Une récente étude de chercheurs français met en évidence une hausse brutale de la vitesse dans les grandes courses cyclistes au début des années 90 après trois décennies de stagnation, ce qui laisse deviner l’empreinte du dopage à l’EPO sans pouvoir le prouver formellement.
PARIS (AFP) - Une récente étude de chercheurs français met en évidence une hausse brutale de la vitesse dans les grandes courses cyclistes au début des années 90 après trois décennies de stagnation, ce qui laisse deviner l’empreinte du dopage à l’EPO sans pouvoir le prouver formellement.
Cette étude, publiée en mai dans la revue "Journal of Sports Sciences", montre que les performances en cyclisme sur route présentent quatre grandes périodes de progression depuis le début des courses à la fin du XIXe siècle.
Si les trois premières périodes, séparées par les ruptures des deux guerres mondiales, peuvent être facilement expliquées par les innovations technologiques, notamment l’allègement du poids des vélos, et par des entraînements plus structurés, une nouvelle période de progression majeure qui débute au début des années 90, après trente ans de stagnation physiologique, suscite elle l’interrogation.
"En 1993, il se passe quelque chose", souligne Nour El Helou de l’Institut de recherche biomédicale et d’épidémiologique du sport (Irmes). "Nous constatons un saut brutal de 6% des performances, qui est inexpliqué et concerne toutes les courses."
Pour suivre l’évolution des performances en cyclisme comme elle le fait dans d’autres sports olympiques, l’équipe de chercheurs s’est basée sur les vitesses des dix premiers des trois grands tours - le Tour de France, le Giro et la Vuelta -, de quatre courses d’un jour - Milan-Sanremo, la Flèche Wallonne, Paris-Roubaix et Liège-Bastogne-Liège - et de quatre courses à étapes - Paris-Nice, Dauphiné Libéré, Midi-Libre et Quatre jours de Dunkerque - depuis leurs premières éditions.
Ils ont ainsi obtenu une courbe dont chaque point condense 110 performances individuelles d’une année, ce qui permet d’atténuer l’impact éventuel de paramètres extérieurs tels que les variations de conditions météorologiques ou la stratégie de course.
"On peut constater une coïncidence avec l’apparition de l’EPO dans le peloton dans les années 1990. De nombreux contrôles positifs à partir du moment où un test de détection est trouvé en 2000 confirment son utilisation, tout comme des témoignages de coureurs, qui relatent certaines pratiques", avance Nour El Helou, doctorante.
Les chercheurs notent que l’amélioration des performances de 6,38% observée dans leur étude est comparable à l’avantage physiologique procuré par l’EPO, qui est estimé, dans la littérature scientifique, entre 6,3 et 6,9%. Mais ils n’excluent pas que d’autres facteurs comme la couverture médiatique puissent expliquer ce saut.
"C’est l’une des hypothèses, mais nous n’en apportons pas la démonstration formelle", insiste le Pr Jean-François Toussaint, directeur de l’Irmes. "Il existe un faisceau d’arguments qui la corrobore.
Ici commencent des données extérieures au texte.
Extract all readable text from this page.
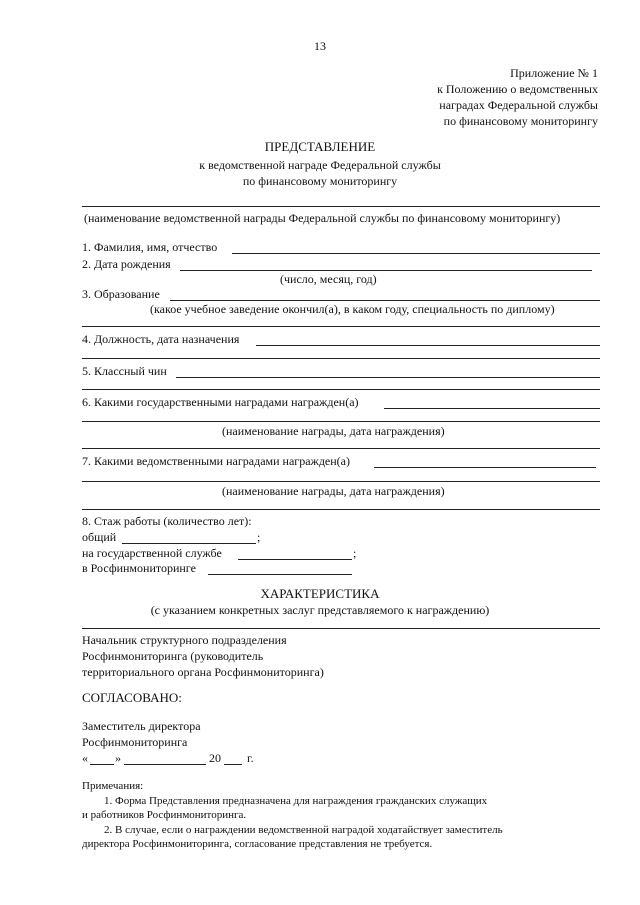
13
Приложение № 1
к Положению о ведомственных
наградах Федеральной службы
по финансовому мониторингу
ПРЕДСТАВЛЕНИЕ
к ведомственной награде Федеральной службы
по финансовому мониторингу
(наименование ведомственной награды Федеральной службы по финансовому мониторингу)
1. Фамилия, имя, отчество
2. Дата рождения
(число, месяц, год)
3. Образование
(какое учебное заведение окончил(а), в каком году, специальность по диплому)
4. Должность, дата назначения
5. Классный чин
6. Какими государственными наградами награжден(а)
(наименование награды, дата награждения)
7. Какими ведомственными наградами награжден(а)
(наименование награды, дата награждения)
8. Стаж работы (количество лет):
общий	;
на государственной службе	;
в Росфинмониторинге
ХАРАКТЕРИСТИКА
(с указанием конкретных заслуг представляемого к награждению)
Начальник структурного подразделения
Росфинмониторинга (руководитель
территориального органа Росфинмониторинга)
СОГЛАСОВАНО:
Заместитель директора
Росфинмониторинга
« »	20 г.
Примечания:
1. Форма Представления предназначена для награждения гражданских служащих
и работников Росфинмониторинга.
2. В случае, если о награждении ведомственной наградой ходатайствует заместитель
директора Росфинмониторинга, согласование представления не требуется.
Le temps, et les enquêtes, pourraient le confirmer."
Un autre de ces arguments est le paradoxe qui transparaît dans la mise en relation entre la vitesse des vainqueurs du Tour de France et l’altitude gravie pendant l’épreuve : les chercheurs observent que si cette relation est cohérente entre 1960 et 1989, elle ne l’est plus depuis 1990.
Alors que la longueur du parcours est restée assez constante (environ 3650 km) sur cette dernière période, le dénivelé a presque doublé, l’altitude cumulée des cols passant de 24308 m en 1990 à 44340 m en 2005, année du record de vitesse sur la Grande Boucle établi par Lance Armstrong. "Autrement dit, plus le parcours est difficile, plus vite sont grimpés les cols", résume le Pr Toussaint.